Não haverá para lá deles muito mais que ver em A Exposição Invisível, exposição que se auto explica logo no título. Nada para ver além de colunas, auscultadores, cadeiras, com sorte poltronas, cortinas, paredes brancas. Como esta sala retangular em que se é interpelado por Tribu, obra de 1978 de Julião Sarmento que poderá ser descrita nas palavras do próprio artista, que a definia como uma obra que nunca existiu. “Nem existirá”, acrescenta o curador. E começa assim o artista, presente pela sua voz: ‘Tribu, description of process. Preparation of premisses: considering the interior of the gallery is a rectangular space which will be divided into two by a wall build out from the middle of the longest wall and parallel to the shortest wall, the result will be the two rectangular similar rooms necessary for the installation”. Depressa estaremos dentro de uma sala verde com duas fotografias de uma floresta “vagamente tropical” com um livro sobre uma pequena mesa preta ao centro: Tristes Tropiques, de Claude Lévi-Strauss. “Ouvimos a descrição para uma coisa que não vemos, configuramo-la na nossa imaginação e produzimos nós alguma coisa que só existe como especulação própria e como descrição”, explica Delfim Sardo para quem Tribu “é sobre esse intervalo entre a palavra, a descrição e o espaço, sabendo que este espaço não corresponde ao espaço que ele está a descrever”.
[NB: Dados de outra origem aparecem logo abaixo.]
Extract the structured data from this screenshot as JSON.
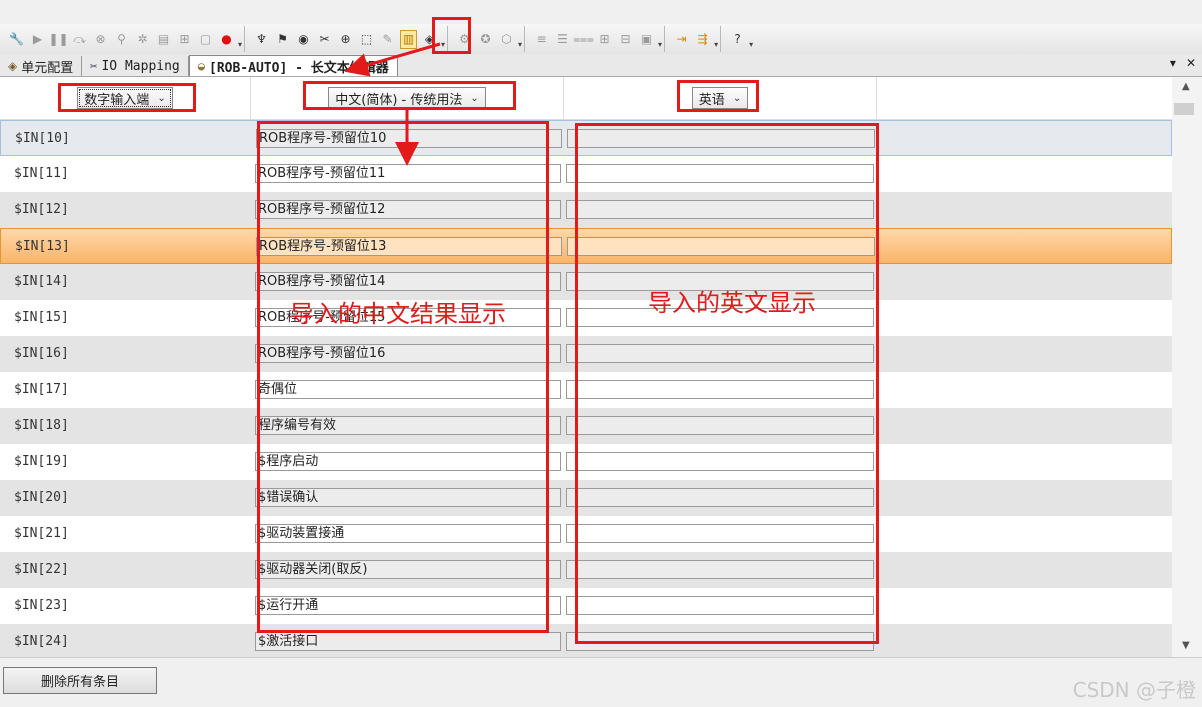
{
  "toolbar": {
    "icons": [
      "wrench-icon",
      "play-icon",
      "pause-icon",
      "step-icon",
      "stop-icon",
      "search-icon",
      "gear-icon",
      "document-icon",
      "tree-icon",
      "page-icon",
      "record-icon",
      "antenna-icon",
      "flag-icon",
      "target-icon",
      "tools-icon",
      "lock-icon",
      "compile-icon",
      "edit-icon",
      "long-text-editor-icon",
      "cube-icon",
      "gear-large-icon",
      "gear-plus-icon",
      "box-icon",
      "align-left-icon",
      "align-center-icon",
      "align-right-icon",
      "plus-icon",
      "minus-icon",
      "paste-icon",
      "import-icon",
      "export-icon",
      "help-icon"
    ]
  },
  "tabs": [
    {
      "label": "单元配置",
      "icon": "cube-icon"
    },
    {
      "label": "IO Mapping",
      "icon": "tools-icon"
    },
    {
      "label": "[ROB-AUTO] - 长文本编辑器",
      "icon": "editor-icon"
    }
  ],
  "tab_controls": {
    "dropdown": "▾",
    "close": "✕"
  },
  "columns": {
    "signal_type": "数字输入端",
    "source_language": "中文(简体) - 传统用法",
    "target_language": "英语"
  },
  "rows": [
    {
      "signal": "$IN[10]",
      "zh": "ROB程序号-预留位10",
      "en": ""
    },
    {
      "signal": "$IN[11]",
      "zh": "ROB程序号-预留位11",
      "en": ""
    },
    {
      "signal": "$IN[12]",
      "zh": "ROB程序号-预留位12",
      "en": ""
    },
    {
      "signal": "$IN[13]",
      "zh": "ROB程序号-预留位13",
      "en": ""
    },
    {
      "signal": "$IN[14]",
      "zh": "ROB程序号-预留位14",
      "en": ""
    },
    {
      "signal": "$IN[15]",
      "zh": "ROB程序号-预留位15",
      "en": ""
    },
    {
      "signal": "$IN[16]",
      "zh": "ROB程序号-预留位16",
      "en": ""
    },
    {
      "signal": "$IN[17]",
      "zh": "奇偶位",
      "en": ""
    },
    {
      "signal": "$IN[18]",
      "zh": "程序编号有效",
      "en": ""
    },
    {
      "signal": "$IN[19]",
      "zh": "$程序启动",
      "en": ""
    },
    {
      "signal": "$IN[20]",
      "zh": "$错误确认",
      "en": ""
    },
    {
      "signal": "$IN[21]",
      "zh": "$驱动装置接通",
      "en": ""
    },
    {
      "signal": "$IN[22]",
      "zh": "$驱动器关闭(取反)",
      "en": ""
    },
    {
      "signal": "$IN[23]",
      "zh": "$运行开通",
      "en": ""
    },
    {
      "signal": "$IN[24]",
      "zh": "$激活接口",
      "en": ""
    }
  ],
  "selected_row": "$IN[13]",
  "buttons": {
    "delete_all": "删除所有条目"
  },
  "annotations": {
    "zh_result": "导入的中文结果显示",
    "en_result": "导入的英文显示"
  },
  "watermark": "CSDN @子橙",
  "colors": {
    "annotation_red": "#e21a1a",
    "selected_row": "#f9b46a",
    "alt_row": "#e4e4e4"
  }
}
A Exposição Invisível não deixa de estar classificada como uma exposição de artes visuais da Culturgest. São de facto da autoria de artistas visuais as obras que reúne. Recuando tanto quanto até ao período modernista, através de Raoul Hausmann, Luigi Russolo, Marinetti ou Kurt Schwitters, e até aos dias de hoje, numa viagem pela arte sonora que se inicia logo na segunda década do século XX. “O século do som, século do som gravado, século em que temos pela primeira vez a possibilidade de aceder a uma memória sonora que de outra maneira se teria diluído no espaço”, nota o curador numa conversa (disponível online) com o programador de artes visuais da Culturgest, Bruno Marchand, a propósito desta exposição.